Poi una dice che non vogliamo essere considerate delle vittime ma c’è qui una fragilità che stringe il cuore. A me dispiace perché, in questa storia della maestra d’asilo ad andarci di mezzo è, come spesso avviene, un essere sessuato al femminile. Che viene spinta a dimettersi dalla direttrice della scuola (sotto processo per diffamazione: pare abbia sottoposto la maestra a una specie di “gogna” di fronte alle sue colleghe: come sia potuto accadere non riesco a capirlo e non so quali motivazioni abbia addotto), maltrattata dalla comunità, presa in giro e senza lavoro.
Molto in sintesi la storia riguarda una ragazza della provincia di Torino che si è innamorata e ha riposto male, come diceva la mia mamma, la sua fiducia.
Manda – sarà una prova d’amore? – al fidanzato (adesso lui l’ha risarcita ed è stato condannato a un anno di lavori socialmente utili) foto non proprio da educanda scattate da uno smartphone e video hard; lui, dopo la fine del rapporto, se le ritrova e invece di cancellarle cosa fa? le riproduce sulla chat dei compagni di calcetto.
Un padre che non so in quale posizione giochi nella squadra, le passa alla madre di un alunno della maestra d’asilo. Oh cielo! è l’insegnante. Costernazione e scandalo. Con quel che segue. La direttrice della scuola spinge la ragazza alle dimissioni.

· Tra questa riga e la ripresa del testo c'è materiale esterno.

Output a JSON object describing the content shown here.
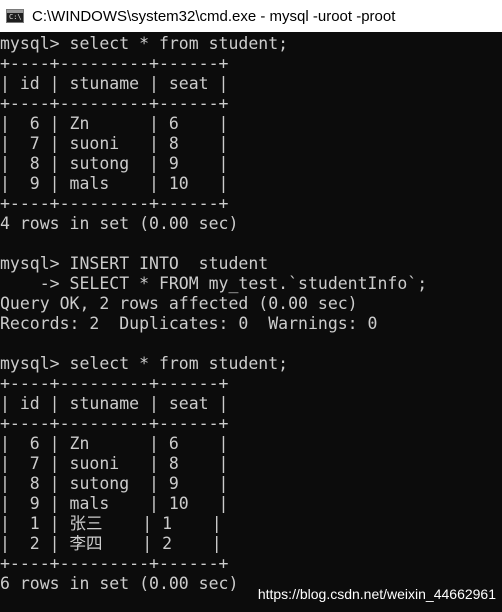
{
  "window": {
    "title": "C:\\WINDOWS\\system32\\cmd.exe - mysql  -uroot -proot"
  },
  "icons": {
    "app": "cmd-icon"
  },
  "colors": {
    "console_background": "#0c0c0c",
    "console_text": "#cccccc",
    "titlebar_background": "#ffffff"
  },
  "console": {
    "lines": [
      "mysql> select * from student;",
      "+----+---------+------+",
      "| id | stuname | seat |",
      "+----+---------+------+",
      "|  6 | Zn      | 6    |",
      "|  7 | suoni   | 8    |",
      "|  8 | sutong  | 9    |",
      "|  9 | mals    | 10   |",
      "+----+---------+------+",
      "4 rows in set (0.00 sec)",
      "",
      "mysql> INSERT INTO  student",
      "    -> SELECT * FROM my_test.`studentInfo`;",
      "Query OK, 2 rows affected (0.00 sec)",
      "Records: 2  Duplicates: 0  Warnings: 0",
      "",
      "mysql> select * from student;",
      "+----+---------+------+",
      "| id | stuname | seat |",
      "+----+---------+------+",
      "|  6 | Zn      | 6    |",
      "|  7 | suoni   | 8    |",
      "|  8 | sutong  | 9    |",
      "|  9 | mals    | 10   |",
      "|  1 | 张三    | 1    |",
      "|  2 | 李四    | 2    |",
      "+----+---------+------+",
      "6 rows in set (0.00 sec)"
    ]
  },
  "watermark": "https://blog.csdn.net/weixin_44662961"
}
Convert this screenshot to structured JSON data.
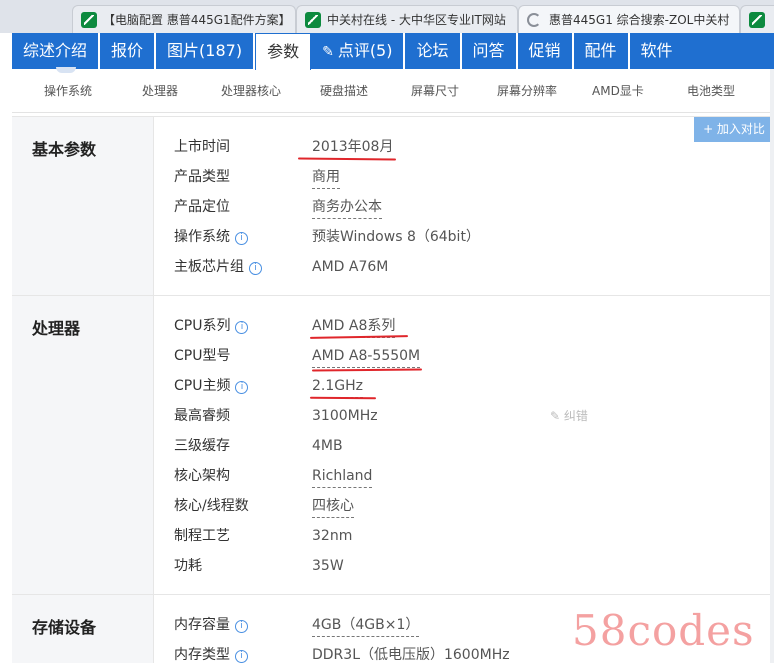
{
  "browser_tabs": [
    {
      "title": "【电脑配置 惠普445G1配件方案】"
    },
    {
      "title": "中关村在线 - 大中华区专业IT网站"
    },
    {
      "title": "惠普445G1 综合搜索-ZOL中关村"
    },
    {
      "title": ""
    }
  ],
  "nav_tabs": [
    {
      "label": "综述介绍"
    },
    {
      "label": "报价"
    },
    {
      "label": "图片(187)"
    },
    {
      "label": "参数",
      "active": true
    },
    {
      "label": "点评(5)",
      "icon": "pencil-icon"
    },
    {
      "label": "论坛"
    },
    {
      "label": "问答"
    },
    {
      "label": "促销"
    },
    {
      "label": "配件"
    },
    {
      "label": "软件"
    }
  ],
  "sub_nav": [
    "操作系统",
    "处理器",
    "处理器核心",
    "硬盘描述",
    "屏幕尺寸",
    "屏幕分辨率",
    "AMD显卡",
    "电池类型"
  ],
  "compare_button": "+ 加入对比",
  "sections": [
    {
      "title": "基本参数",
      "rows": [
        {
          "label": "上市时间",
          "value": "2013年08月"
        },
        {
          "label": "产品类型",
          "value": "商用"
        },
        {
          "label": "产品定位",
          "value": "商务办公本"
        },
        {
          "label": "操作系统",
          "value": "预装Windows 8（64bit）"
        },
        {
          "label": "主板芯片组",
          "value": "AMD A76M"
        }
      ]
    },
    {
      "title": "处理器",
      "rows": [
        {
          "label": "CPU系列",
          "value": "AMD A8系列"
        },
        {
          "label": "CPU型号",
          "value": "AMD A8-5550M"
        },
        {
          "label": "CPU主频",
          "value": "2.1GHz"
        },
        {
          "label": "最高睿频",
          "value": "3100MHz",
          "extra": "纠错"
        },
        {
          "label": "三级缓存",
          "value": "4MB"
        },
        {
          "label": "核心架构",
          "value": "Richland"
        },
        {
          "label": "核心/线程数",
          "value": "四核心"
        },
        {
          "label": "制程工艺",
          "value": "32nm"
        },
        {
          "label": "功耗",
          "value": "35W"
        }
      ]
    },
    {
      "title": "存储设备",
      "rows": [
        {
          "label": "内存容量",
          "value": "4GB（4GB×1）"
        },
        {
          "label": "内存类型",
          "value": "DDR3L（低电压版）1600MHz"
        }
      ]
    }
  ],
  "watermark": "58codes",
  "colors": {
    "nav_blue": "#1f6fd0",
    "annotation_red": "#e0262b",
    "info_blue": "#4a90e2"
  }
}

Ciò che mi fa cadere le braccia è la fiducia della maestra nel mezzo usato. Non siamo ai bei tempi della “lettera d’amore” che tanto desiderava Molly Bloom. Ora, anzi, da tempo, il mezzo è il messaggio. Sembra averlo dimenticato Massimo Gramellini (sul Corriere della Sera del 20 novembre) che pure frequenta assiduamente la televisione e che difende, giustamente, la ragazza. La quale ha deciso di reagire e denunciare, pagando però un prezzo alto.
Nessun moralismo su ciò che si decide di fare nel gioco sessuale, sulle fantasie che si intende suscitare, ma le foto di quel gioco così come gli infiniti video che ci arrivano ogni giorno su Conte, Trump, Putin, uccellini e uccellacci, sono replicabili.
Sicché, qualsiasi sia l’immagine, a un ragazzotto per vanteria, per qualche scherzo salace, per ripicca, può venire in mente di farla circolare. Di riprodurla.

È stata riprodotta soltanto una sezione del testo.